De manière obligatoire, avant l'enquête publique sur le projet de SCOT ou de PLU, le préfet est saisi pour avis sur la qualité de l'évaluation environnementale contenue dans le rapport de présentation et sur la prise en compte de l'environnement par le projet de document d'urbanisme (17). Il s'agit d'un avis simple. Il est formulé de manière séparée de l'avis de l'Etat prévu aux articles L. 122-8 (N° Lexbase : L9621G8T) et L. 123-9 (N° Lexbase : L2921DZ9), qui n'est pas limité aux seules préoccupations d'environnement.

La consultation obligatoire du préfet est effectuée trois mois au plus tard avant l'ouverture de l'enquête publique. Dans la pratique, lors de l'élaboration ou de la révision d'un SCOT ou d'un PLU soumis à cette procédure, le préfet sera saisi sur le document arrêté. Dans les cas particuliers où cette procédure est exigée à l'occasion d'une modification, d'une mise en compatibilité ou d'une révision simplifiée où ne se rencontre pas la phase d'arrêt du projet, l'avis de l'autorité environnementale requis à ce titre fera l'objet d'une demande d'avis particulière.

L'avis est réputé favorable dans un délai de trois mois. Il est joint au dossier d'enquête publique.
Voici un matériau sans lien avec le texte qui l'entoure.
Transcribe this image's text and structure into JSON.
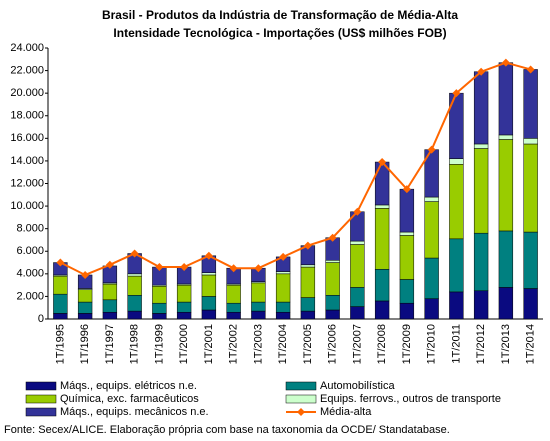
{
  "chart_data": {
    "type": "bar",
    "stacked": true,
    "title": [
      "Brasil - Produtos da Indústria de Transformação de Média-Alta",
      "Intensidade Tecnológica - Importações (US$ milhões FOB)"
    ],
    "categories": [
      "1T/1995",
      "1T/1996",
      "1T/1997",
      "1T/1998",
      "1T/1999",
      "1T/2000",
      "1T/2001",
      "1T/2002",
      "1T/2003",
      "1T/2004",
      "1T/2005",
      "1T/2006",
      "1T/2007",
      "1T/2008",
      "1T/2009",
      "1T/2010",
      "1T/2011",
      "1T/2012",
      "1T/2013",
      "1T/2014"
    ],
    "series": [
      {
        "name": "Máqs., equips. elétricos n.e.",
        "color": "#0a0a80",
        "type": "bar",
        "values": [
          500,
          500,
          600,
          700,
          500,
          600,
          800,
          600,
          700,
          600,
          700,
          800,
          1100,
          1600,
          1400,
          1800,
          2400,
          2500,
          2800,
          2700
        ]
      },
      {
        "name": "Automobilística",
        "color": "#008080",
        "type": "bar",
        "values": [
          1700,
          1000,
          1100,
          1400,
          900,
          900,
          1200,
          800,
          800,
          900,
          1200,
          1300,
          1700,
          2800,
          2100,
          3600,
          4700,
          5100,
          5000,
          5000
        ]
      },
      {
        "name": "Química, exc. farmacêuticos",
        "color": "#99cc00",
        "type": "bar",
        "values": [
          1600,
          1100,
          1400,
          1700,
          1500,
          1500,
          1900,
          1600,
          1700,
          2500,
          2700,
          2900,
          3800,
          5400,
          3900,
          5000,
          6600,
          7500,
          8100,
          7800
        ]
      },
      {
        "name": "Equips. ferrovs., outros de transporte",
        "color": "#ccffcc",
        "type": "bar",
        "values": [
          100,
          100,
          100,
          200,
          100,
          100,
          200,
          100,
          100,
          200,
          200,
          200,
          300,
          300,
          300,
          400,
          500,
          400,
          400,
          500
        ]
      },
      {
        "name": "Máqs., equips. mecânicos n.e.",
        "color": "#333399",
        "type": "bar",
        "values": [
          1100,
          1200,
          1500,
          1800,
          1600,
          1500,
          1500,
          1400,
          1200,
          1300,
          1700,
          2000,
          2600,
          3800,
          3800,
          4200,
          5800,
          6400,
          6400,
          6100
        ]
      },
      {
        "name": "Média-alta",
        "color": "#ff6600",
        "type": "line",
        "values": [
          5000,
          3900,
          4800,
          5800,
          4600,
          4600,
          5600,
          4500,
          4500,
          5500,
          6500,
          7200,
          9500,
          13900,
          11500,
          15000,
          20000,
          21900,
          22700,
          22100
        ]
      }
    ],
    "ylim": [
      0,
      24000
    ],
    "yticks": [
      0,
      {
        "value": 2000,
        "label": "2.000"
      },
      {
        "value": 4000,
        "label": "4.000"
      },
      {
        "value": 6000,
        "label": "6.000"
      },
      {
        "value": 8000,
        "label": "8.000"
      },
      {
        "value": 10000,
        "label": "10.000"
      },
      {
        "value": 12000,
        "label": "12.000"
      },
      {
        "value": 14000,
        "label": "14.000"
      },
      {
        "value": 16000,
        "label": "16.000"
      },
      {
        "value": 18000,
        "label": "18.000"
      },
      {
        "value": 20000,
        "label": "20.000"
      },
      {
        "value": 22000,
        "label": "22.000"
      },
      {
        "value": 24000,
        "label": "24.000"
      }
    ],
    "grid": false,
    "source": "Fonte: Secex/ALICE. Elaboração própria com base na taxonomia da OCDE/ Standatabase."
  }
}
Il est préparé, sous l'autorité du préfet, par la direction régionale de l'environnement, en liaison avec les autres services de l'Etat compétents.

Christophe De Bernardinis
Maître de conférences à l'Université de Metz


(1) Loi n° 76-629 du 10 juillet 1976, relative à la protection de la nature (N° Lexbase : L4214HKB).
(2) Directive 2001/42/CE du Parlement européen et du Conseil du 27 juin 2001, relative à l'évaluation des incidences de certains plans et programmes sur l'environnement (N° Lexbase : L7717AUD).
(3) L'ordonnance n° 2004-489 du 3 juin 2004, portant transposition de la Directive 2001/42/CE du Parlement européen et du Conseil du 27 juin 2001 relative à l'évaluation des incidences de certains plans et programmes sur l'environnement (N° Lexbase : L2412DYY).
(4) Décret d'application n° 2005-608 du 27 mai 2005, relatif à l'évaluation des incidences des documents d'urbanisme sur l'environnement et modifiant le Code de l'urbanisme (N° Lexbase : L7661G8A).
(5) Circulaire UHC/PA2 n° 2006-16 du 6 mars 2006 relative à l'évaluation des incidences de certains documents d'urbanisme sur l'environnement (N° Lexbase : L5648HIZ).
(6) Loi n° 2000-1208 du 13 décembre 2000, relative à la solidarité et au renouvellement urbains (N° Lexbase : L9087ARY).
(7) Par exemple, un projet de PLU peut s'appuyer sur les études et les travaux réalisés à l'occasion d'un SCOT, d'un plan de prévention des risques naturels prévisibles, etc.
(8) Etude d'incidences sur un site Natura 2000 ou étude d'impact.
(9) L'article R. 121-14 du Code de l'urbanisme (N° Lexbase : L9607G8C) précise quels sont les PLU concernés.
(10) C. env., art. L. 414-4 (N° Lexbase : L4329HBX).
(11) C. urb., art. L. 123-6 (N° Lexbase : L1948DKD) ou L. 123-13 (N° Lexbase : L1945DKA).
(12) C. urb., art. L. 122-4 (N° Lexbase : L7599DKN).
(13) C. env., art. L. 414-4 précité.
(14) Il n'est cependant pas nécessaire de développer tous les partis d'aménagement différents. Seuls les projets effectivement envisagés doivent être expliqués.
(15) C. urb., art. L. 121-2 (N° Lexbase : L8128GT9).
(16) C. urb., art. L. 121-12, alinéa 2 (N° Lexbase : L2937DZS).
(17) C. urb., art. L. 121-12 précité, alinéa 1er, et art. R. 121-15 (N° Lexbase : L9608G8D).